Rusya ve İran’ın iteklemesi, biraz da Fransa’nın gazıyla Yukarı Karabağ’da yeni bir şımarıklığa girişen Ermenistan, her geçen gün ağzının payını almaya devam ediyor. Tarihten klasik bir tekerrür örneği yaşıyoruz. Azerbaycan’ın kendi göbek bağını kesebildiği anlaşılınca dünyada ‘’barış’’ vaveylaları kopmaya başladı. Sömürgeci Avrupa, Ermenistan’ın banisi Rusya, İsrail’in yardakçısı BAE ve Müslümanlara karşı tarihî bir alerjisi olan İran; hep bir ağızdan bu şımarıklığın sonuçlarını en az zararla atlatmanın peşinde. Hocalı katliamına dair sessiz ve tepkisiz tavırlarından eser göremiyoruz.
Rusya her zamanki donukluğunu, sinsi stratejisini koruyor. Kafkasya üzerindeki fantezilerini rizikosuz adımlarla gerçekleştirmek istiyor. Mevcut ekonomik durumu Rusya’nın aleni heyecanlara kapılmasına çok müsait değil. Bunu en iyi Putin biliyor. Fransa’nın aklı hala Doğu Akdeniz’deki enerji kaynaklarımıza çökme planlarıyla meşgul. Şu sıra daha hararetliler. Macron, diline hakim olamayan hırslı bir ergen gibi. Kendi uyduruk ‘’çizgileriyle’’ sürekli haddimizi aştığımızı anlatıyorlar. Diğer yandan Fransa’yı, hatta bütün Avrupa’yı Müslümanlar için zindanlaştırmakta ısrarcılar. Miladi 21. yüzyılda bile faşist yobazlıklardan vazgeçemiyorlar. ‘’İslam krizde’’ diye yalanlar uydurup, kendi despot politikalarına meşru alan biçiyorlar. “Kur’an-ı Kerim’den bazı kısımlar çıkarılmalı’’ tarzında daha önce yaptıkları salaklıkların bir devamı olarak görelim bu atılganlığı. Beceriksiz ve kifayetsizler. Ermenistan hamlesini de ellerine yüzlerine bulaştırdılar. BAE ve İran desek, tipik olarak tasmaları ne yöne tutuluyorsa o tarafa meyledip o minvalde açıklamalar yapıyor.

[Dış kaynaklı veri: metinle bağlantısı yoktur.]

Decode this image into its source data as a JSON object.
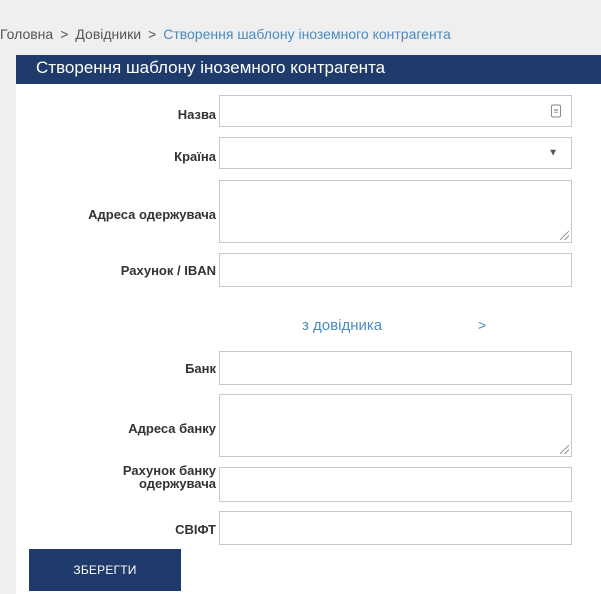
{
  "breadcrumb": {
    "items": [
      "Головна",
      "Довідники",
      "Створення шаблону іноземного контрагента"
    ],
    "separator": ">"
  },
  "page": {
    "title": "Створення шаблону іноземного контрагента"
  },
  "form": {
    "name": {
      "label": "Назва",
      "value": "",
      "icon": "contact-card-icon"
    },
    "country": {
      "label": "Країна",
      "value": ""
    },
    "recipient_address": {
      "label": "Адреса одержувача",
      "value": ""
    },
    "account": {
      "label": "Рахунок / IBAN",
      "value": ""
    },
    "directory_link": {
      "label": "з довідника",
      "arrow": ">"
    },
    "bank": {
      "label": "Банк",
      "value": ""
    },
    "bank_address": {
      "label": "Адреса банку",
      "value": ""
    },
    "bank_account_line1": "Рахунок банку",
    "bank_account_line2": "одержувача",
    "bank_account_value": "",
    "swift": {
      "label": "СВІФТ",
      "value": ""
    }
  },
  "actions": {
    "save_label": "ЗБЕРЕГТИ"
  },
  "colors": {
    "header_bg": "#1f3b6c",
    "link": "#4a8bc2",
    "page_bg": "#efeff0"
  }
}
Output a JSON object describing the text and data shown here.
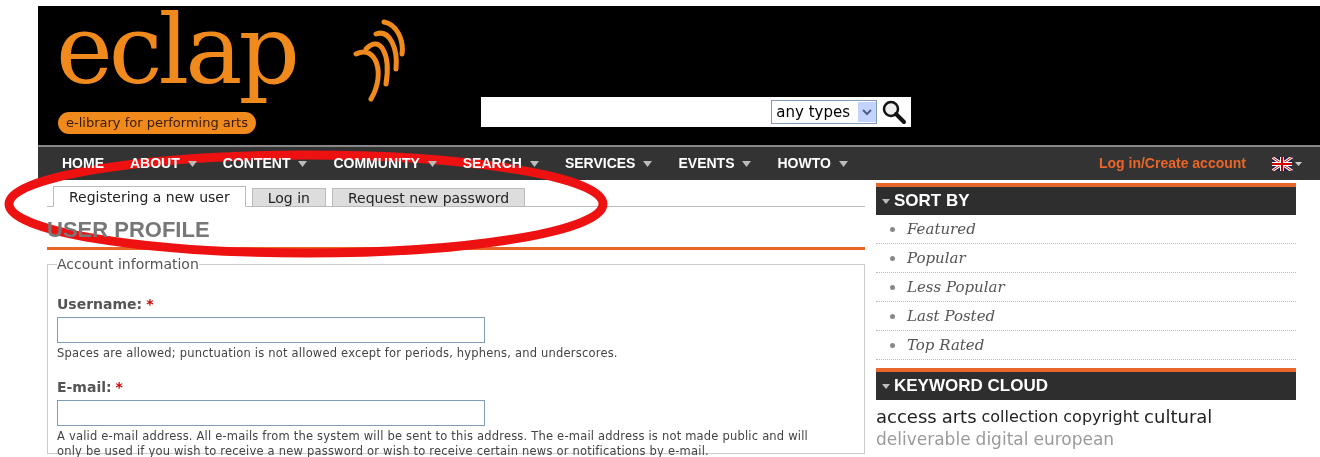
{
  "header": {
    "logo_text": "eclap",
    "tagline": "e-library for performing arts",
    "search": {
      "type_select": "any types"
    }
  },
  "nav": {
    "items": [
      {
        "label": "HOME",
        "has_menu": false
      },
      {
        "label": "ABOUT",
        "has_menu": true
      },
      {
        "label": "CONTENT",
        "has_menu": true
      },
      {
        "label": "COMMUNITY",
        "has_menu": true
      },
      {
        "label": "SEARCH",
        "has_menu": true
      },
      {
        "label": "SERVICES",
        "has_menu": true
      },
      {
        "label": "EVENTS",
        "has_menu": true
      },
      {
        "label": "HOWTO",
        "has_menu": true
      }
    ],
    "login": "Log in/Create account"
  },
  "tabs": [
    {
      "label": "Registering a new user",
      "selected": true
    },
    {
      "label": "Log in",
      "selected": false
    },
    {
      "label": "Request new password",
      "selected": false
    }
  ],
  "page_title": "USER PROFILE",
  "fieldset": {
    "legend": "Account information",
    "fields": [
      {
        "label": "Username:",
        "required_mark": "*",
        "help": "Spaces are allowed; punctuation is not allowed except for periods, hyphens, and underscores."
      },
      {
        "label": "E-mail:",
        "required_mark": "*",
        "help": "A valid e-mail address. All e-mails from the system will be sent to this address. The e-mail address is not made public and will only be used if you wish to receive a new password or wish to receive certain news or notifications by e-mail."
      }
    ]
  },
  "sidebar": {
    "sort_by": {
      "title": "SORT BY",
      "items": [
        "Featured",
        "Popular",
        "Less Popular",
        "Last Posted",
        "Top Rated"
      ]
    },
    "keyword_cloud": {
      "title": "KEYWORD CLOUD",
      "words": [
        {
          "text": "access",
          "kind": "large"
        },
        {
          "text": "arts",
          "kind": "large"
        },
        {
          "text": "collection",
          "kind": "medium"
        },
        {
          "text": "copyright",
          "kind": "medium"
        },
        {
          "text": "cultural",
          "kind": "large"
        },
        {
          "text": "deliverable",
          "kind": "faded"
        },
        {
          "text": "digital",
          "kind": "faded"
        },
        {
          "text": "european",
          "kind": "faded"
        }
      ]
    }
  },
  "annotation": {
    "kind": "ellipse",
    "color": "#ee1111"
  }
}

Her zamanki gibi bu “Batı krizi”nin açıklarını kapatmak da içimizdeki Frenklere, Acemlere, Moskoflara vs. düştü. Olup biten sıcak gelişmelerin Türkiye sosyo-politiğine dokunabilecek olumsuz etkilerini en yüksek seviyeye çıkarmak için fırsat kolluyorlar. SİHA’larımızın gerekli her noktada gereken herkese haddini bildirmesine tahammülleri kalmadı. İki yüzyıldır soy soy iletilen bir ihanet psikolojisi… Savrula savrula harap düştüler. Yine utanmıyorlar. Zerre sıkılmıyorlar. “Türkiye, cihatçıları Suriye’den Azerbaycan’a taşıyor” deyu etki ajanlığı oynamaktan ve “Azerbaycan kabile ya, devlet bile değil, demokrasi yok, hukuk yok’’ diye boş boş konuşmaktan hiç rahatsız olmuyorlar. Türkiye politikacılarının Azerbaycan’ın öz haklarını korumasına destek olmasını, “Ermenistan’ı işgal edecek herhalde” tonunda alaylı bir üslupla yeriyorlar.
Her şey kronik çizgisine göre zuhur ediyor yani.
Biz ise her zamanki gibi kalbimizi Hak’tan, hakikatten, hukuk ve adaletten yana tutuyoruz.